Genomic selection (GS) enhances plant breeding by predicting complex traits using genome-wide markers, yet optimal single nucleotide polymorphism (SNP) selection strategies remain unclear. In barley, where polygenic traits arise from numerous small-effect loci, selecting informative SNPs is critical for achieving accurate, stable, and biological relevance. Biological relevance refers to selecting markers that are strongly associated with traits and overlap with causal variants, which simulate functionally important loci contributing to trait variation. We compared four SNP selection methods: standard GS with ridge regression best linear unbiased prediction (rrBLUP), GWAS-Assisted GS, stability-informed selection via the GWAS Stability Index (GSI-GS), and minor allele frequency-based selection (MAF-GS).

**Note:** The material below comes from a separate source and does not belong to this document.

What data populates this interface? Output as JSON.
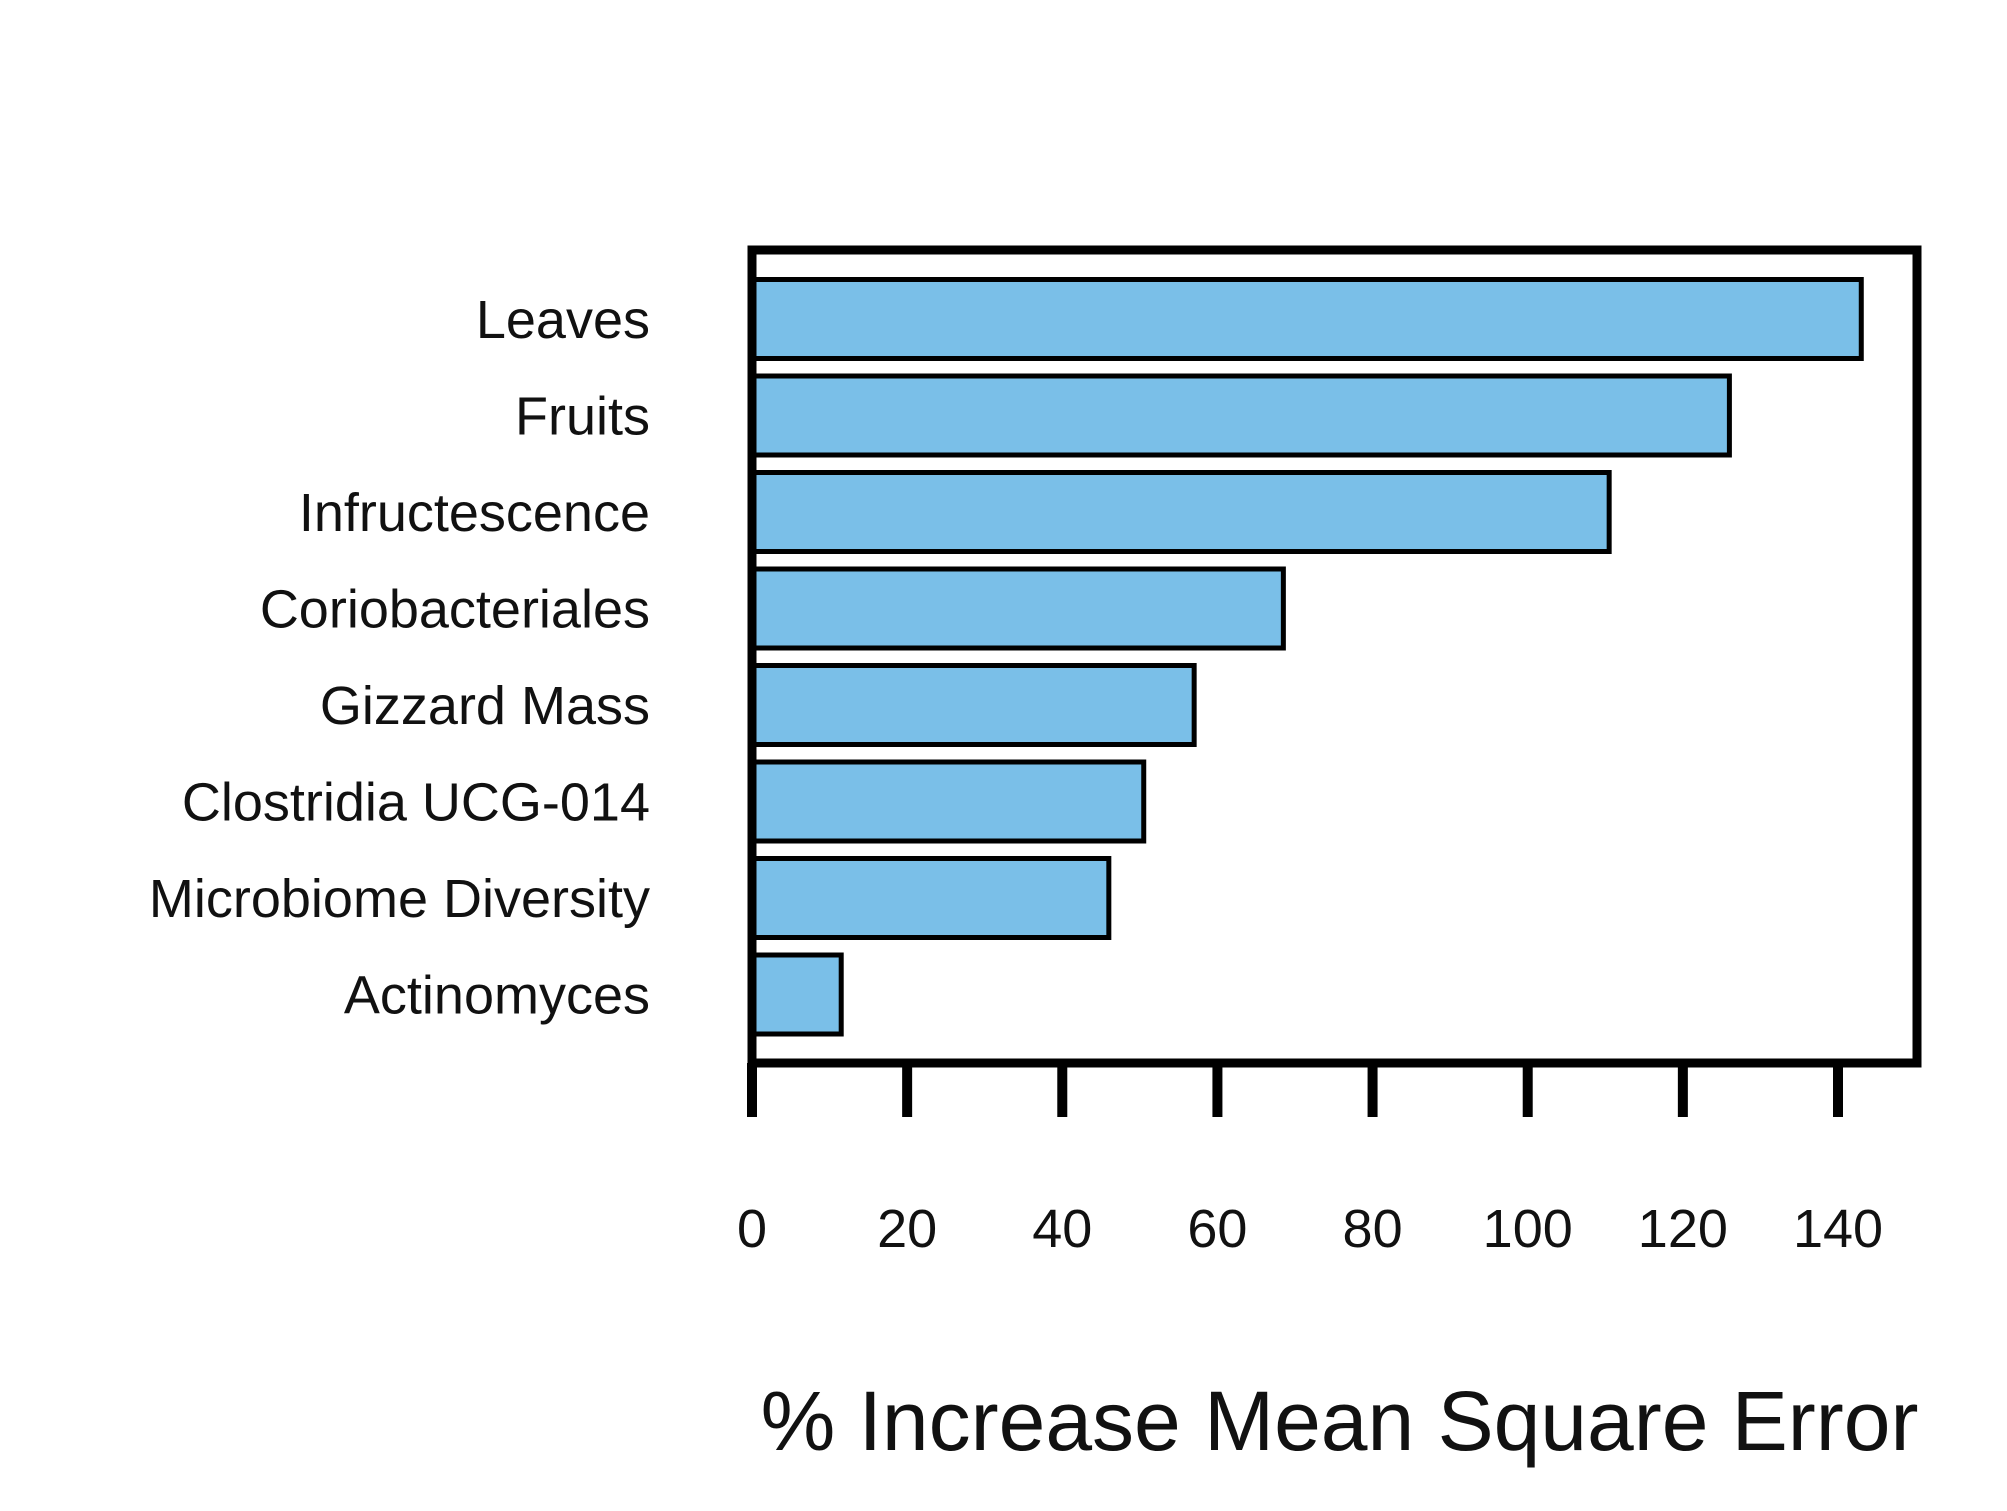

The study used 318 barley accessions genotyped with 3,974 SNPs and simulated a polygenic trait with a heritability of 0.8. Performance was evaluated across 15 independent 80:20 train-test splits, assessing prediction accuracy (R²), stability (coefficient of variation of R², CV_R²), and biological informativeness. GWAS-Assisted GS achieved the highest prediction accuracy (R² = 0.526), closely followed by GSI-GS (R² = 0.514, p = 0.54). However, GSI-GS showed the greatest prediction stability (CV_R² = 0.165) compared to GS (0.185), GWAS-Assisted GS (0.203), and MAF-GS (0.279), and achieved the lowest root mean square error (16.847). GSI-GS also selected SNPs with stronger trait associations and greater overlap with functional loci than MAF-GS (R² = 0.341). Its SNP selection was largely independent of minor allele frequency (r = 0.008, p = 0.27), supporting robust marker performance across different allele classes. These findings establish GSI-GS as an effective strategy for balancing predictive performance, model stability, and biological relevance in GS pipelines for barley.